Well, two German artists namely Stephan Bogner and Philipp Schmitt have tried exploring the limitations of face recognition algorithms and produce artistic portraits as a byproduct. The project is called Unseen Portraits and it uses OpenCV library to recognize faces while producing artistic photos by manipulating the original images.
The project used two computers; one for distorting the image and one for recognition. Processing and an altered version of MapMap-Vauxhall was used for image distortion. A camera was also used to film the screen that displays distorted images and stream it to the second computer. The second computer applies OpenCV algorithm for face recognition to analyze the video in real time.

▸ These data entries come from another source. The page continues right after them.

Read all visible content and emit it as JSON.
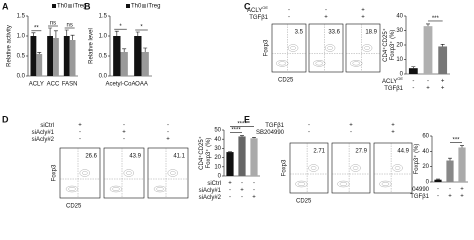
{
  "chart_data": [
    {
      "type": "bar",
      "label": "A",
      "ylabel": [
        "Relative activity"
      ],
      "categories": [
        "ACLY",
        "ACC",
        "FASN"
      ],
      "series": [
        {
          "name": "Th0",
          "color": "#111111",
          "values": [
            1.0,
            1.0,
            1.0
          ],
          "errors": [
            0.08,
            0.2,
            0.15
          ]
        },
        {
          "name": "iTreg",
          "color": "#9a9a9a",
          "values": [
            0.55,
            0.95,
            0.9
          ],
          "errors": [
            0.04,
            0.18,
            0.12
          ]
        }
      ],
      "annotations": [
        "**",
        "ns",
        "ns"
      ],
      "ylim": [
        0,
        1.5
      ],
      "yticks": [
        {
          "value": 0,
          "label": "0.0"
        },
        {
          "value": 0.5,
          "label": "0.5"
        },
        {
          "value": 1,
          "label": "1.0"
        },
        {
          "value": 1.5,
          "label": "1.5"
        }
      ]
    },
    {
      "type": "bar",
      "label": "B",
      "ylabel": [
        "Relative level"
      ],
      "categories": [
        "Acetyl-CoA",
        "OAA"
      ],
      "series": [
        {
          "name": "Th0",
          "color": "#111111",
          "values": [
            1.0,
            1.0
          ],
          "errors": [
            0.12,
            0.1
          ]
        },
        {
          "name": "iTreg",
          "color": "#9a9a9a",
          "values": [
            0.6,
            0.6
          ],
          "errors": [
            0.08,
            0.1
          ]
        }
      ],
      "annotations": [
        "*",
        "*"
      ],
      "ylim": [
        0,
        1.5
      ],
      "yticks": [
        {
          "value": 0,
          "label": "0.0"
        },
        {
          "value": 0.5,
          "label": "0.5"
        },
        {
          "value": 1,
          "label": "1.0"
        },
        {
          "value": 1.5,
          "label": "1.5"
        }
      ]
    },
    {
      "type": "bar",
      "label": "C",
      "ylabel": [
        "CD4⁺CD25⁺",
        "Foxp3⁺ (%)"
      ],
      "categories": [
        null,
        null,
        null
      ],
      "values": [
        4,
        33,
        19
      ],
      "errors": [
        1,
        1.5,
        1.5
      ],
      "colors": [
        "#111111",
        "#b0b0b0",
        "#777777"
      ],
      "conditions": [
        {
          "name": "ACLY",
          "sup": "OE",
          "signs": [
            "-",
            "-",
            "+"
          ]
        },
        {
          "name": "TGFβ1",
          "signs": [
            "-",
            "+",
            "+"
          ]
        }
      ],
      "annotations": [
        "***"
      ],
      "ylim": [
        0,
        40
      ],
      "yticks": [
        0,
        10,
        20,
        30,
        40
      ]
    },
    {
      "type": "bar",
      "label": "D",
      "ylabel": [
        "CD4⁺CD25⁺",
        "Foxp3⁺ (%)"
      ],
      "categories": [
        null,
        null,
        null
      ],
      "values": [
        26,
        43,
        41
      ],
      "errors": [
        0.5,
        1,
        1
      ],
      "colors": [
        "#111111",
        "#666666",
        "#aaaaaa"
      ],
      "conditions": [
        {
          "name": "siCtrl",
          "signs": [
            "+",
            "-",
            "-"
          ]
        },
        {
          "name": "siAcly#1",
          "signs": [
            "-",
            "+",
            "-"
          ]
        },
        {
          "name": "siAcly#2",
          "signs": [
            "-",
            "-",
            "+"
          ]
        }
      ],
      "annotations": [
        "****",
        "****"
      ],
      "ylim": [
        0,
        50
      ],
      "yticks": [
        0,
        10,
        20,
        30,
        40,
        50
      ]
    },
    {
      "type": "bar",
      "label": "E",
      "ylabel": [
        "CD4⁺CD25⁺",
        "Foxp3⁺ (%)"
      ],
      "categories": [
        null,
        null,
        null
      ],
      "values": [
        3,
        28,
        45
      ],
      "errors": [
        0.8,
        3,
        2.5
      ],
      "colors": [
        "#111111",
        "#888888",
        "#aaaaaa"
      ],
      "conditions": [
        {
          "name": "SB204990",
          "signs": [
            "-",
            "-",
            "+"
          ]
        },
        {
          "name": "TGFβ1",
          "signs": [
            "-",
            "+",
            "+"
          ]
        }
      ],
      "annotations": [
        "***"
      ],
      "ylim": [
        0,
        60
      ],
      "yticks": [
        0,
        20,
        40,
        60
      ]
    }
  ],
  "flow": [
    {
      "yaxis": "Foxp3",
      "xaxis": "CD25",
      "values": [
        "3.5",
        "33.6",
        "18.9"
      ],
      "conditions": [
        {
          "name": "ACLY",
          "sup": "OE",
          "signs": [
            "-",
            "-",
            "+"
          ]
        },
        {
          "name": "TGFβ1",
          "signs": [
            "-",
            "+",
            "+"
          ]
        }
      ]
    },
    {
      "yaxis": "Foxp3",
      "xaxis": "CD25",
      "values": [
        "26.6",
        "43.9",
        "41.1"
      ],
      "conditions": [
        {
          "name": "siCtrl",
          "signs": [
            "+",
            "-",
            "-"
          ]
        },
        {
          "name": "siAcly#1",
          "signs": [
            "-",
            "+",
            "-"
          ]
        },
        {
          "name": "siAcly#2",
          "signs": [
            "-",
            "-",
            "+"
          ]
        }
      ]
    },
    {
      "yaxis": "Foxp3",
      "xaxis": "CD25",
      "values": [
        "2.71",
        "27.9",
        "44.9"
      ],
      "conditions": [
        {
          "name": "TGFβ1",
          "signs": [
            "-",
            "+",
            "+"
          ]
        },
        {
          "name": "SB204990",
          "signs": [
            "-",
            "-",
            "+"
          ]
        }
      ]
    }
  ]
}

As you can imagine, the algorithm initially is doing pretty well but as the image is getting distorted more and more, the capability of the software lessens. After a few moments, OpenCV algorithm could no longer recognize the photo anymore. At this very moment, the software will take a screenshot and that is the unseen portrait which is essentially invisible to the computer.
CV Dazzle has also produced a similar project. They investigated how we can conceal ourselves with the help of art in order for us to become invisible to face recognition softwares. They have teamed up with designers and stylists to trick the software. They wanted to discover how fashion could be used to camouflage from the technology of Face recognition.
The name of the CV Dazzle project was derived from the abbreviation of computer vision while Dazzle was used during WWI as a camouflage. CV Dazzle has a goal of breaking apart facial features that produces an Art that makes it unrecognizable in CV algorithms. OpenCV was also used in this project.
The difference on how humans and computers view the world was proved in these projects. The most interesting thing is that human eye (and brain) outperforms computers in recognizing distorted portraits. This fact shows that computer vision still has a lot of potential and space for improvement in the face recognition field.